1993年大阪大学大学院基礎工学研究科数理系情報工学専攻前期課程修了。同年NEC入社、画像処理、人と環境のセンシング、ユビキタスサービス、自然言語処理/データマイニングの研究開発を経て、2014年よりNEC ビッグデータ戦略本部にて、NEC独自の人工知能技術を活用したビッグデータ事業の戦略立案・企画・開発に従事。
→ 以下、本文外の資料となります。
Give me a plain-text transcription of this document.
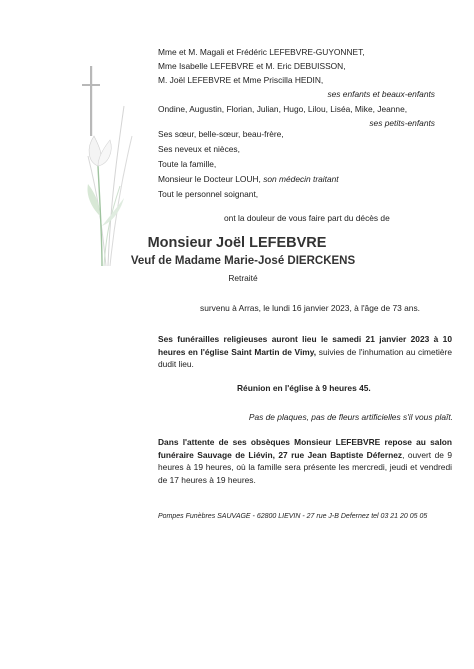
Mme et M. Magali et Frédéric LEFEBVRE-GUYONNET,
Mme Isabelle LEFEBVRE et M. Eric DEBUISSON,
M. Joël LEFEBVRE et Mme Priscilla HEDIN,
ses enfants et beaux-enfants
Ondine, Augustin, Florian, Julian, Hugo, Lilou, Liséa, Mike, Jeanne,
ses petits-enfants
Ses sœur, belle-sœur, beau-frère,
Ses neveux et nièces,
Toute la famille,
Monsieur le Docteur LOUH, son médecin traitant
Tout le personnel soignant,
ont la douleur de vous faire part du décès de
Monsieur Joël LEFEBVRE
Veuf de Madame Marie-José DIERCKENS
Retraité
survenu à Arras, le lundi 16 janvier 2023, à l'âge de 73 ans.
Ses funérailles religieuses auront lieu le samedi 21 janvier 2023 à 10 heures en l'église Saint Martin de Vimy, suivies de l'inhumation au cimetière dudit lieu.
Réunion en l'église à 9 heures 45.
Pas de plaques, pas de fleurs artificielles s'il vous plaît.
Dans l'attente de ses obsèques Monsieur LEFEBVRE repose au salon funéraire Sauvage de Liévin, 27 rue Jean Baptiste Défernez, ouvert de 9 heures à 19 heures, où la famille sera présente les mercredi, jeudi et vendredi de 17 heures à 19 heures.
Pompes Funèbres SAUVAGE - 62800 LIEVIN - 27 rue J-B Defernez tel 03 21 20 05 05
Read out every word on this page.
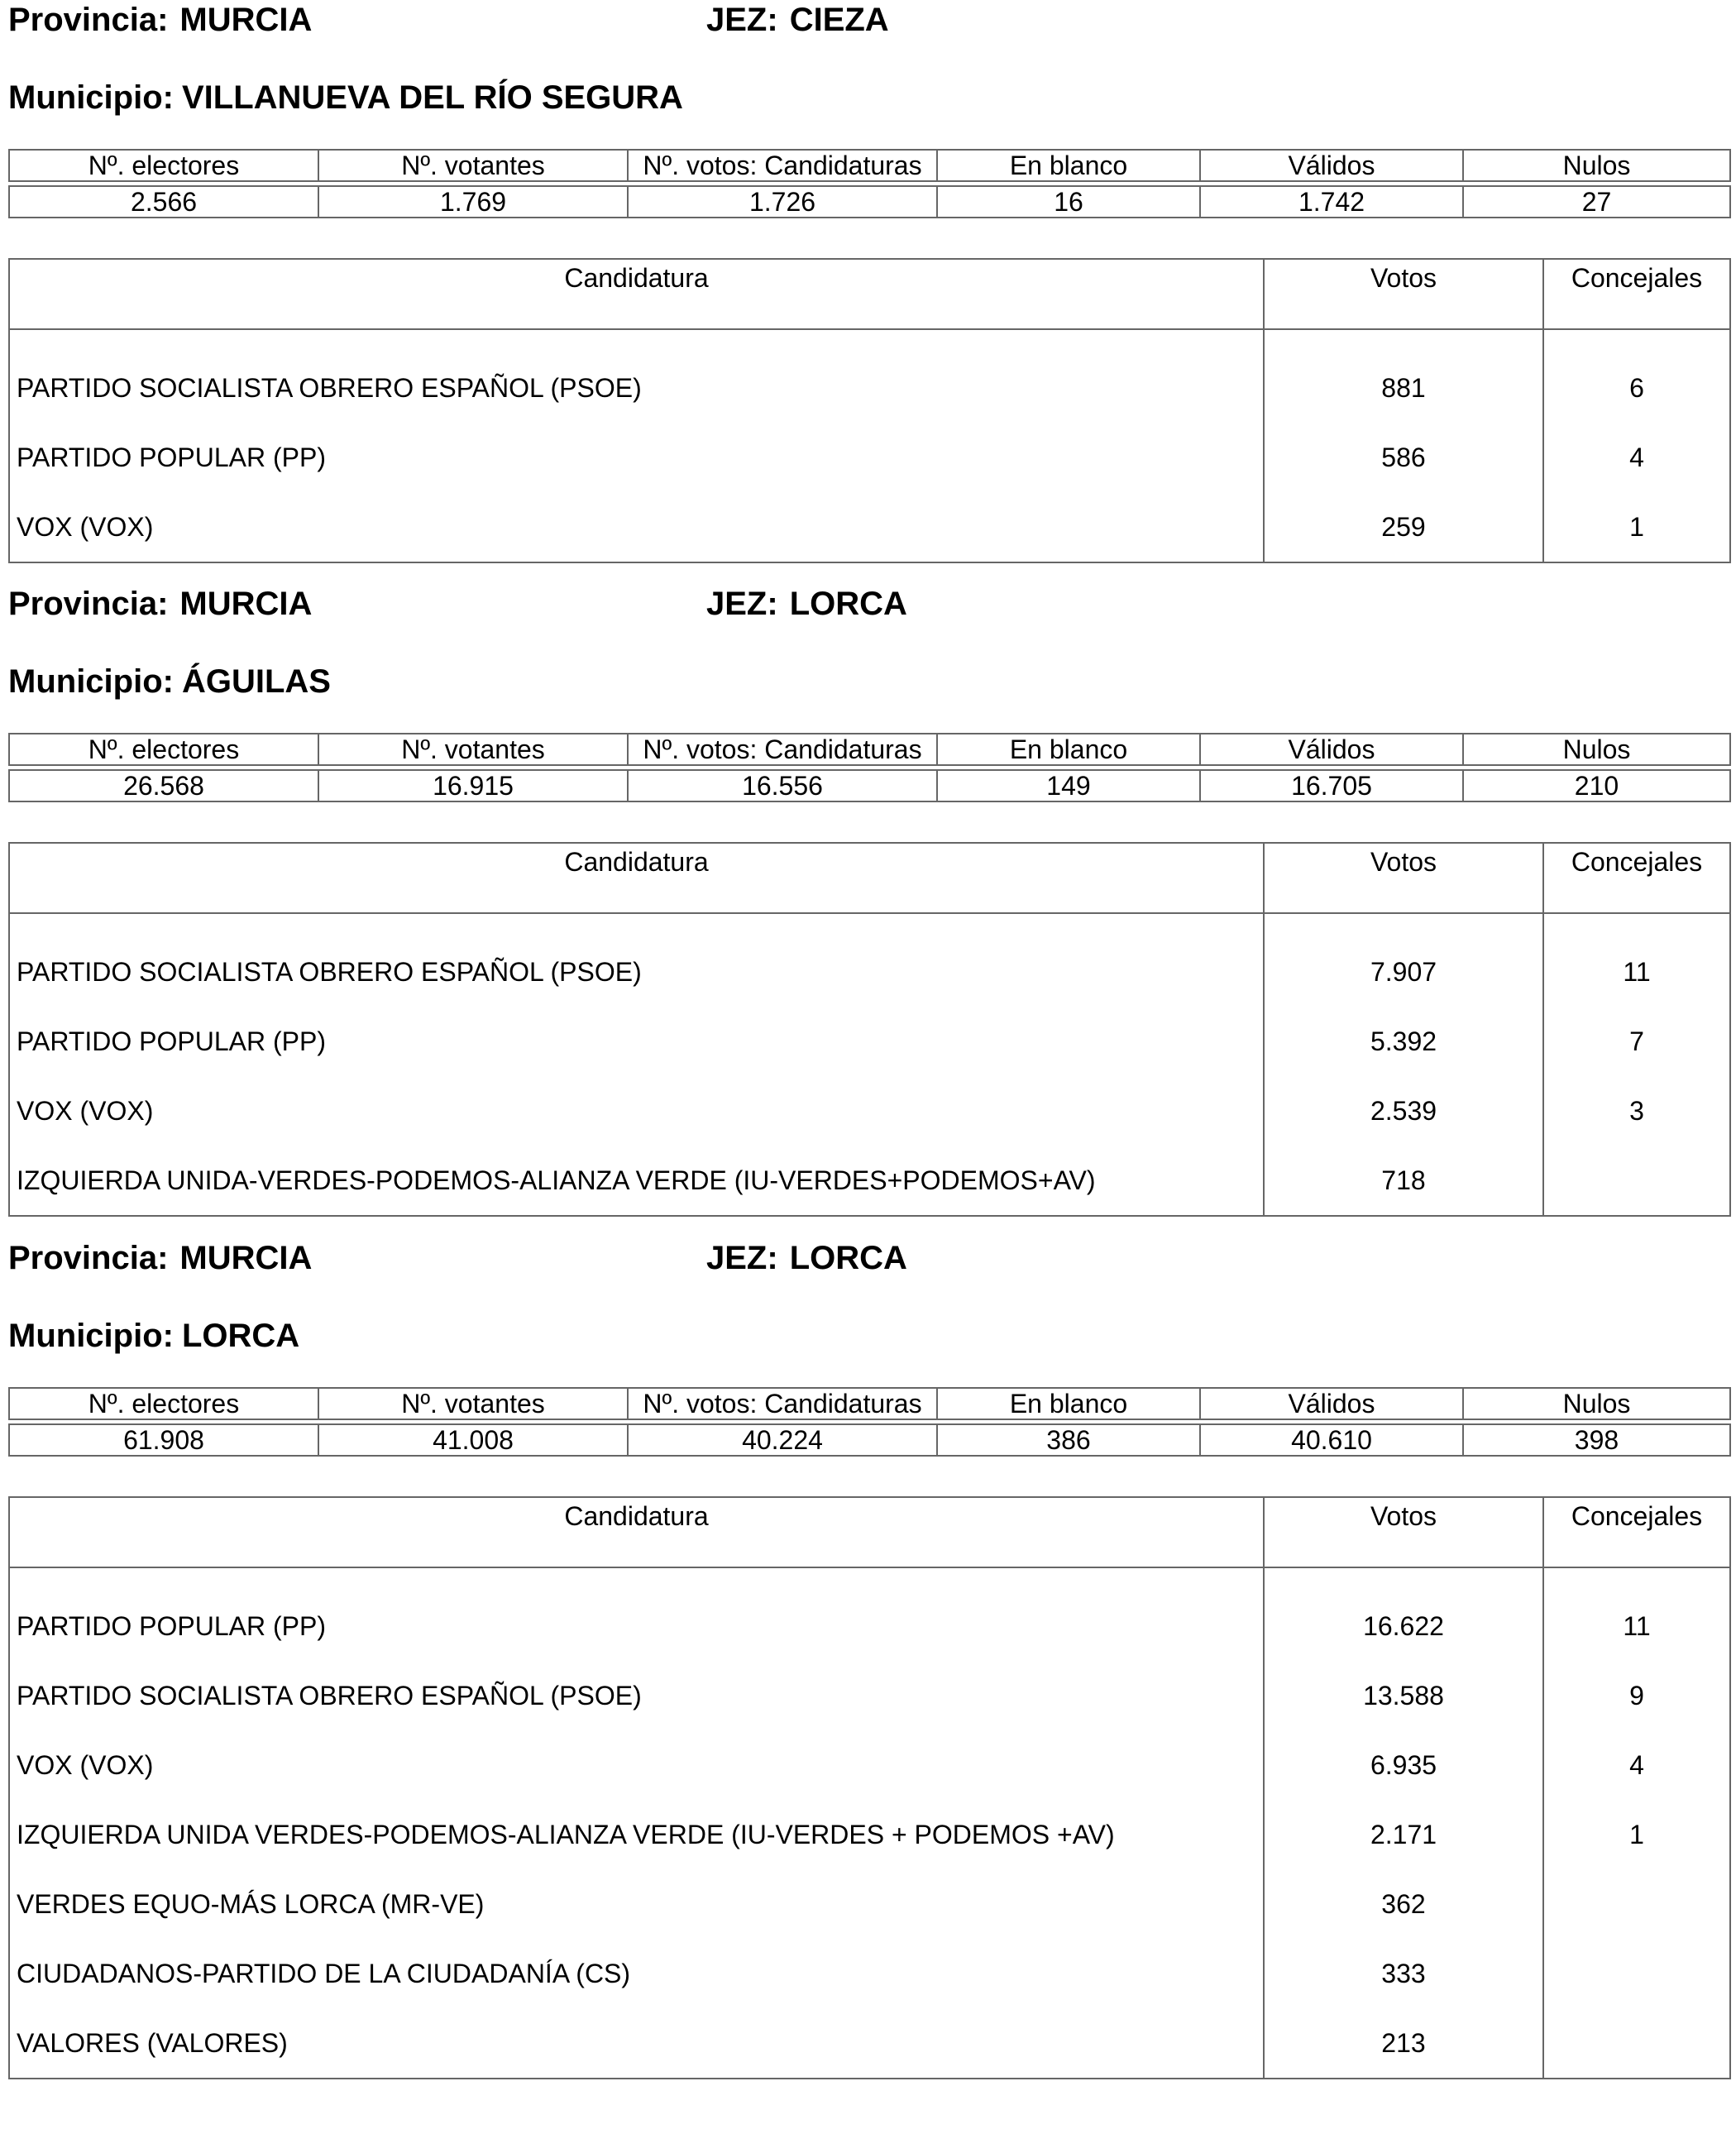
Provincia: MURCIA	JEZ: CIEZA
Municipio: VILLANUEVA DEL RÍO SEGURA
Nº. electores	Nº. votantes	Nº. votos: Candidaturas	En blanco	Válidos	Nulos

2.566	1.769	1.726	16	1.742	27
Candidatura	Votos	Concejales
PARTIDO SOCIALISTA OBRERO ESPAÑOL (PSOE)	881	6
PARTIDO POPULAR (PP)	586	4
VOX (VOX)	259	1
Provincia: MURCIA	JEZ: LORCA
Municipio: ÁGUILAS
Nº. electores	Nº. votantes	Nº. votos: Candidaturas	En blanco	Válidos	Nulos

26.568	16.915	16.556	149	16.705	210
Candidatura	Votos	Concejales
PARTIDO SOCIALISTA OBRERO ESPAÑOL (PSOE)	7.907	11
PARTIDO POPULAR (PP)	5.392	7
VOX (VOX)	2.539	3
IZQUIERDA UNIDA-VERDES-PODEMOS-ALIANZA VERDE (IU-VERDES+PODEMOS+AV)	718	
Provincia: MURCIA	JEZ: LORCA
Municipio: LORCA
Nº. electores	Nº. votantes	Nº. votos: Candidaturas	En blanco	Válidos	Nulos

61.908	41.008	40.224	386	40.610	398
Candidatura	Votos	Concejales
PARTIDO POPULAR (PP)	16.622	11
PARTIDO SOCIALISTA OBRERO ESPAÑOL (PSOE)	13.588	9
VOX (VOX)	6.935	4
IZQUIERDA UNIDA VERDES-PODEMOS-ALIANZA VERDE (IU-VERDES + PODEMOS +AV)	2.171	1
VERDES EQUO-MÁS LORCA (MR-VE)	362	
CIUDADANOS-PARTIDO DE LA CIUDADANÍA (CS)	333	
VALORES (VALORES)	213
2017年より現職。NECのデジタルトランスフォーメーション関連事業の戦略立案・企画を担当。情報処理学会、電子情報通信学会会員

【講義概要】

AI(人工知能)やIoTの進化、クラウドの普及、SNSの浸透、共有型経済の拡大など、”デジタルトランスフォーメーション”と呼ばれる大きな変化が起きています。社会やビジネス、暮らしがどう変わっていくのかを事例を交えて解説します。また、最先端の研究開発成果や共創活動など、デジタルトランスフォーメーションを加速し、新たな価値を生み出すためのNECの取り組みをご紹介します。


第6回(1月25日)

中川 剛志 氏
東日本旅客鉄道(株)総合企画本部 技術企画部イノベーション・エコシステムプロジェクト 次長

【講師経歴】

1991年東日本旅客鉄道株式会社に入社し、通信業務の保守・工事に従事。2001年よりフロンティアサービス研究所にてICTに関する研究開発を推進。2014年5月より本社総合企画本部技術企画部にて技術開発におけるオープンイノベーションを担当する。

【講義概要】

東日本旅客鉄道では、昨年11月8日に「技術革新中長期ビジョン」を策定しました。当ビジョンでは「モビリティ革命」の実現をめざし、IoT・ビッグデータ・AI等最先端技術を活用してお客さま視点のサービス創造と新しい価値を生み出していきます。本講義では上記ビジョンの概要と、具体的な技術開発の取組みについてご紹介します。